Илья Кремнев, наклонив голову и чуть улыбаясь разгоряченными губами, показывал Горечке на пустую рюмку Ариадны.
- Итак, тень эпохи, выпьем за новый шедевр Бубенцова, - шумел Горечка, поднимая рюмку, - ура-а!
- Да! Она действительно тень эпохи! - горячился Бубенцов. - Внимание! Слушайте! Да, тише же… Греческий миф повествует: каждые десять лет афиняне посылали на остров Крит семь юношей и семь девушек. Там их съедало чудовище, получеловек-по- лубык Минотавр. Он жил в лабиринте, из которого выйти было невозможно. Однажды к Минотавру отправился молодой Тезей. На Крите его полюбила дочь Миноса, прекрасная Ариадна. Слышите? Она дала ему клубок ниток…
- Дмитрий! Выпей лучше! - уговаривал Бубенцова Горечка, обнимая его за шею.
- Пусти, дай докончить… Дала клубок ниток, закрепив его у входа в лабиринт. Тезей смело вошел в лабиринт, встретился там с Минотавром, вступил в бой и убил его… Теперь, скажите, разве наша Ариаднушка не отсвет далекой, далекой Ариадны, которая жила за несколько тысячелетий до нашей эры и которая помогла Тезею избавить народ Крита от Минотавра?… А?
- Чорт тебя поймет! - воскликнул Горечка, смешно морща веснущатый носик, - то тень, то отсвет. Ты, как художник, должен точно определять силу света, где - тень, где - полутень, где - мрак, как, например, у тебя в голове…
- Ты, кажется, того… это самое… - обиделся Бубенцов и замолчал.
Круглолицый и румяный Денжин, пуская клубы дыма и щуря карие глаза, улыбаясь, посоветовал:
- А ты его, Бубенцов, щелкни по носу, он и придержит язычок.
- Дождется… - предупредил Бубенцов.
- Ну, хватит, хватит, - вмешался Илья. - Шутить, черти, не умеете. Бубенцов! Горе! (так он называл Горечку Матвеева) - выпейте-ка за дружбу, за стихи, за новое полотно Бубенцова. А мы - с вами…
Джаз уныло тянул танго. Сухой, желтый саксофонист, закрыв глаза, как мальчик, разучивающий на рояле гаммы, сосредоточенно нажимал тоненькими пальчиками пуговки саксофона. У самой двери кто- то, опрокинув стул, вырывался из рук официанта и истошно кричал:
- Пусти, пусти-и! Я тебе говорю - пусти… Я сам выйду… Я д-двадцать лет в Москве живу… Я д-дайду, ч-честное слово… Я д-дайду… Мне б только до Калошина п-пере-улка, а там рукой п-подать…
- Пошел… пошел… - увещевал официант, таща его к двери…
- Не п-пойду в отрезвитель! - орал пьяный, размахивая руками. - Теперь вам не царская власть… а с-советская, р-рабоче-крестьянская т-теперь власть. П-пусти… А, гад!
Размахнувшись, он ударил кулаком в лицо официанта. Тот пошатнулся и грохнулся спиной на стол. Покатились бутылки, вдребезги разбилась о пол тарелка.

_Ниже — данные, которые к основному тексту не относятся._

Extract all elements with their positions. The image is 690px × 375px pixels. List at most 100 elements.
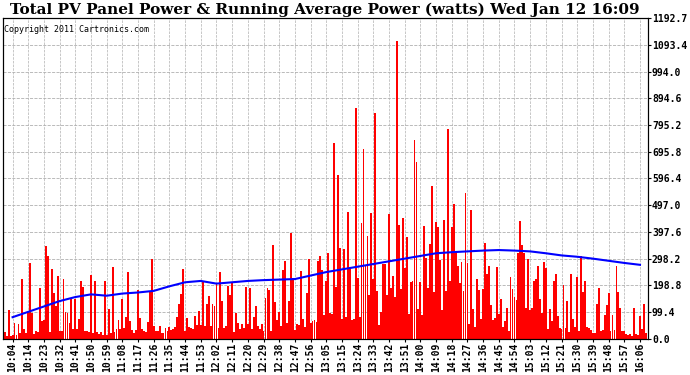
Bar [337,175,339,339]
Bar [578,332,580,339]
Bar [629,334,631,339]
Bar [182,269,184,339]
Bar [375,113,376,339]
Bar [520,221,522,339]
Bar [576,277,578,339]
Bar [51,269,52,339]
Bar [566,302,569,339]
Bar [464,193,466,339]
Bar [135,330,137,339]
Bar [453,204,455,339]
Bar [165,328,166,339]
Bar [417,309,420,339]
Bar [172,328,175,339]
Bar [361,223,362,339]
Bar [371,213,373,339]
Bar [278,312,280,339]
Bar [178,304,180,339]
Bar [537,266,539,339]
Title: Total PV Panel Power & Running Average Power (watts) Wed Jan 12 16:09: Total PV Panel Power & Running Average P… [10,3,640,17]
Bar [266,288,268,339]
Bar [637,335,639,339]
Bar [298,324,299,339]
Bar [408,314,410,339]
Bar [261,324,262,339]
Bar [108,309,110,339]
Bar [469,324,471,339]
Bar [473,309,474,339]
Bar [63,279,64,339]
Bar [310,323,311,339]
Bar [204,326,206,339]
Bar [496,267,497,339]
Bar [645,333,647,339]
Bar [515,300,518,339]
Bar [226,326,227,339]
Bar [353,319,355,339]
Bar [455,251,457,339]
Bar [326,281,327,339]
Bar [518,253,520,339]
Bar [151,259,152,339]
Bar [175,327,176,339]
Bar [313,320,315,339]
Bar [37,332,39,339]
Bar [386,295,388,339]
Bar [12,335,14,339]
Bar [351,320,353,339]
Bar [382,264,384,339]
Bar [400,289,402,339]
Bar [45,246,47,339]
Bar [245,287,247,339]
Bar [8,310,10,339]
Bar [53,293,55,339]
Bar [324,315,325,339]
Bar [126,317,127,339]
Bar [141,328,143,339]
Bar [413,140,415,339]
Bar [502,327,504,339]
Bar [288,301,290,339]
Bar [451,227,453,339]
Bar [586,327,588,339]
Bar [339,248,341,339]
Bar [431,186,433,339]
Bar [422,315,423,339]
Bar [596,304,598,339]
Bar [224,328,225,339]
Bar [598,288,600,339]
Bar [398,225,400,339]
Bar [31,313,33,339]
Bar [241,324,243,339]
Bar [439,260,441,339]
Bar [490,305,492,339]
Bar [635,334,637,339]
Bar [29,263,31,339]
Bar [484,243,486,339]
Bar [282,270,284,339]
Bar [380,312,382,339]
Bar [319,256,322,339]
Bar [147,322,149,339]
Bar [476,279,478,339]
Bar [26,333,27,339]
Bar [78,318,80,339]
Bar [286,323,288,339]
Bar [198,311,200,339]
Bar [249,288,250,339]
Bar [641,329,643,339]
Bar [257,326,259,339]
Bar [608,293,609,339]
Bar [574,327,576,339]
Bar [98,334,100,339]
Bar [560,328,562,339]
Bar [604,315,606,339]
Bar [551,321,553,339]
Bar [300,272,302,339]
Bar [65,312,66,339]
Bar [543,262,545,339]
Bar [478,291,480,339]
Bar [573,319,574,339]
Bar [115,329,117,339]
Bar [445,291,447,339]
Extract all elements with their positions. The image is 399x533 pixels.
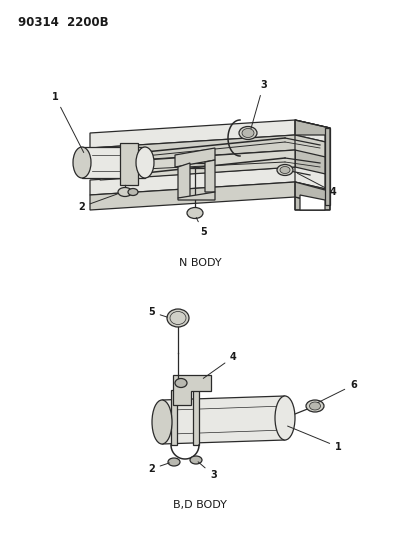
Polygon shape — [295, 120, 330, 210]
Text: N BODY: N BODY — [179, 258, 221, 268]
Polygon shape — [193, 390, 199, 445]
Polygon shape — [162, 396, 285, 444]
Text: 3: 3 — [251, 80, 267, 130]
Text: 1: 1 — [288, 426, 342, 452]
Polygon shape — [300, 195, 325, 210]
Ellipse shape — [242, 128, 254, 138]
Polygon shape — [90, 182, 330, 210]
Polygon shape — [205, 160, 215, 192]
Text: 5: 5 — [196, 217, 207, 237]
Polygon shape — [178, 163, 190, 198]
Polygon shape — [120, 143, 138, 185]
Polygon shape — [325, 128, 330, 205]
Polygon shape — [100, 150, 295, 180]
Text: 3: 3 — [198, 462, 217, 480]
Ellipse shape — [277, 165, 293, 175]
Ellipse shape — [73, 147, 91, 178]
Ellipse shape — [128, 189, 138, 196]
Ellipse shape — [167, 309, 189, 327]
Ellipse shape — [168, 458, 180, 466]
Polygon shape — [90, 135, 330, 163]
Polygon shape — [178, 192, 215, 200]
Ellipse shape — [280, 166, 290, 174]
Polygon shape — [90, 167, 330, 195]
Polygon shape — [90, 120, 330, 148]
Text: 5: 5 — [148, 307, 167, 317]
Ellipse shape — [118, 188, 132, 197]
Polygon shape — [185, 163, 205, 168]
Ellipse shape — [239, 126, 257, 140]
Ellipse shape — [152, 400, 172, 444]
Text: 2: 2 — [148, 463, 169, 474]
Text: 1: 1 — [52, 92, 84, 152]
Ellipse shape — [310, 402, 320, 410]
Polygon shape — [295, 120, 330, 205]
Polygon shape — [175, 148, 215, 167]
Ellipse shape — [190, 456, 202, 464]
Ellipse shape — [275, 396, 295, 440]
Text: B,D BODY: B,D BODY — [173, 500, 227, 510]
Ellipse shape — [306, 400, 324, 412]
Text: 4: 4 — [203, 352, 237, 378]
Ellipse shape — [187, 207, 203, 219]
Text: 2: 2 — [78, 194, 117, 212]
Ellipse shape — [136, 147, 154, 178]
Polygon shape — [171, 390, 177, 445]
Text: 6: 6 — [318, 380, 357, 403]
Text: 4: 4 — [298, 173, 337, 197]
Text: 90314  2200B: 90314 2200B — [18, 16, 109, 29]
Ellipse shape — [175, 378, 187, 387]
Polygon shape — [82, 147, 145, 178]
Polygon shape — [173, 375, 211, 405]
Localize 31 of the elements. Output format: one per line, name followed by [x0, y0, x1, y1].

- Рассея-матушка… - тихо проговорил Илья, покачав головой.
С помощью подоспевшего милиционера официанты увели буяна. Цепляясь окровавленными пальцами за косяк застекленной двери, он кричал:
- Эх… р-расшибу-у!
- Смотри, Илья, сколько материала для художника… Только в кабаках можно, по-моему, разглядеть русского человека вблизи, - сказала Ариадна.
- Это не так, - возразил Илья, - ты не права, Ариадна. Здесь как раз ты его не разглядишь… Это - временная скорлупа, которая с рассветом завтрашнего дня разобьется о быт, о повседневную жизнь. Нашего человека я, например, наблюдаю на базарах, на работе, на Волге, на плотах, на пашне, за плугом. Вот где существо русского человека. У Репина в "Крестном ходе" много настоящего, хорошего от "существа", у Крамского в "Неутешном горе"… А вот мы в искусстве еще никак не доберемся до "существа"… Пробовали и в кубизме, и в футуризме, и в нео-примитивизме, и в тактилизме, и, короче говоря, во всех "измах"…
- И добрались до социалистического реализма, - вставил Горечка Матвеев.
Илья усмехнулся.
- Да, и добрались до него.
- И здесь мы обретем правду в искусстве, - сказал Бубенцов.
- Если б так… - тихо сказал, тряхнув волосами Илья. - И если ты мне скажешь что такое социалистический реализм и чем он отличается просто от реализма.
- Социалистический реализм, - сказал Бубенцов, откинувшись на стуле и дымя толстой папиросой, - это т-такой реализм, который ведет искусство по пути…
- К социализму, - не удержался Горечка.
Увидев гневно взлетевшие брови на маленьком
лбу Бубенцова, Ариадна быстро встала и, подойдя к нему, предложила:
- Лучше пойдем-ка, Митя, танцовать… Брось философствовать. Здесь надо веселиться, пить и танцовать… Идем.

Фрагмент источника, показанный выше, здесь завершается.